TULSA, Okla. - Quick facts:
- Marsy's Law was proposed to offer protections for the families crime victims in Oklahoma.
- Proponents believe current laws give defendants more rights than victims and their families.
- Opponents say the cost would be negligible for the state.
A campaign to help crime victims and their families through the criminal justice system and process kicked off Wednesday.
The protections, called Marsy's Law, will be on the 2018 fall statewide ballot as State Question 794.
Marsy Ann Nicholas was stalked and killed be her ex-boyfriend in California in 1983. Her parents pushed for victims’ rights laws after they encountered their daughter’s killer in a grocery store after he bailed out of jail. They said they had no idea he had been released from custody.
Proponents say the current legal systems give defendants more rights than victims and their families, and Marsy's Law would not take away any rights of the accused.

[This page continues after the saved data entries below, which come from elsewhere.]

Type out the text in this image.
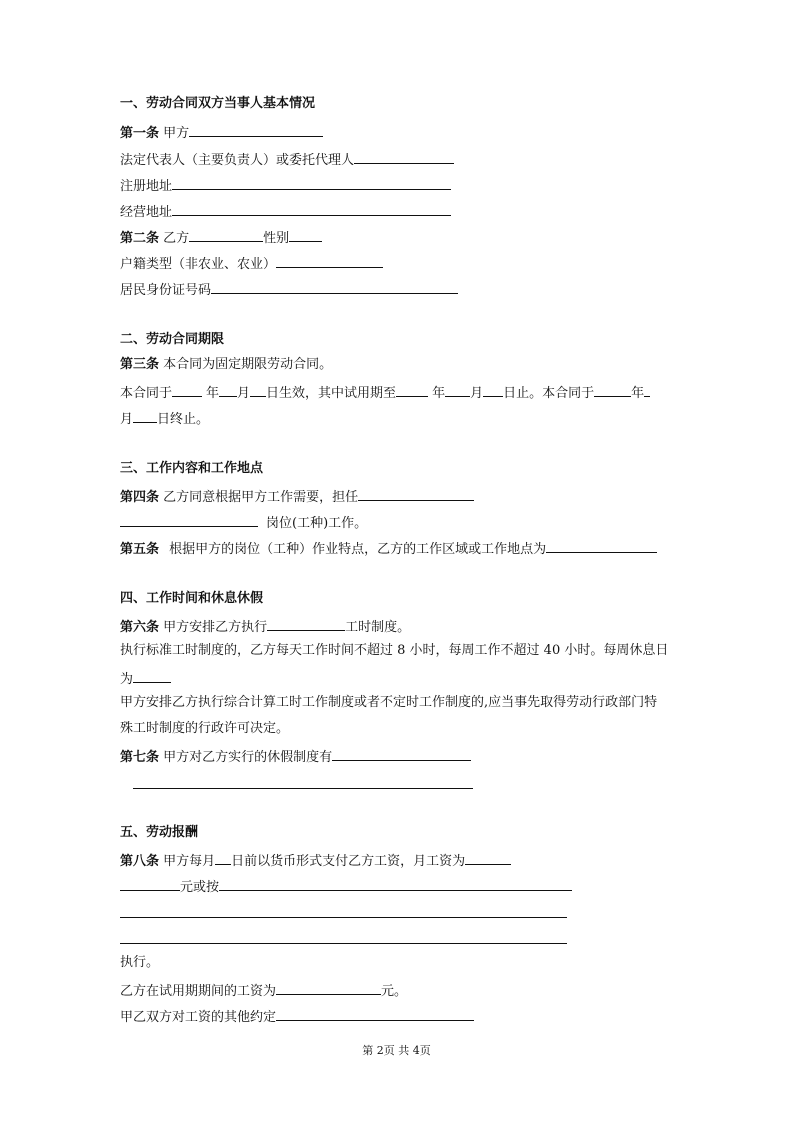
一、劳动合同双方当事人基本情况
第一条 甲方
法定代表人（主要负责人）或委托代理人
注册地址
经营地址
第二条 乙方	性别
户籍类型（非农业、农业）
居民身份证号码
二、劳动合同期限
第三条 本合同为固定期限劳动合同。
本合同于	年 月 日生效，其中试用期至	年 月 日止。本合同于	年
月 日终止。
三、工作内容和工作地点
第四条 乙方同意根据甲方工作需要，担任
岗位(工种)工作。
第五条 根据甲方的岗位（工种）作业特点，乙方的工作区域或工作地点为
四、工作时间和休息休假
第六条 甲方安排乙方执行	工时制度。
执行标准工时制度的，乙方每天工作时间不超过 8 小时，每周工作不超过 40 小时。每周休息日
为
甲方安排乙方执行综合计算工时工作制度或者不定时工作制度的,应当事先取得劳动行政部门特
殊工时制度的行政许可决定。
第七条 甲方对乙方实行的休假制度有
五、劳动报酬
第八条 甲方每月 日前以货币形式支付乙方工资，月工资为
元或按
执行。
乙方在试用期期间的工资为	元。
甲乙双方对工资的其他约定
第 2页 共 4页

If passed, victims and their families would have the right to restitution, to be heard at any sentencing or plea hearings, to revive ample notice of a change in an offender's custodial status, to get timely developments of their case, to receive information about victim's services and to have the right to be treated with fairness and dignity throughout the entire criminal justice process.
More than 30 other states have enacted the law.
Proponents said the costs to the State of Oklahoma would be negligible, because the restitution comes from a fund offenders already pay into.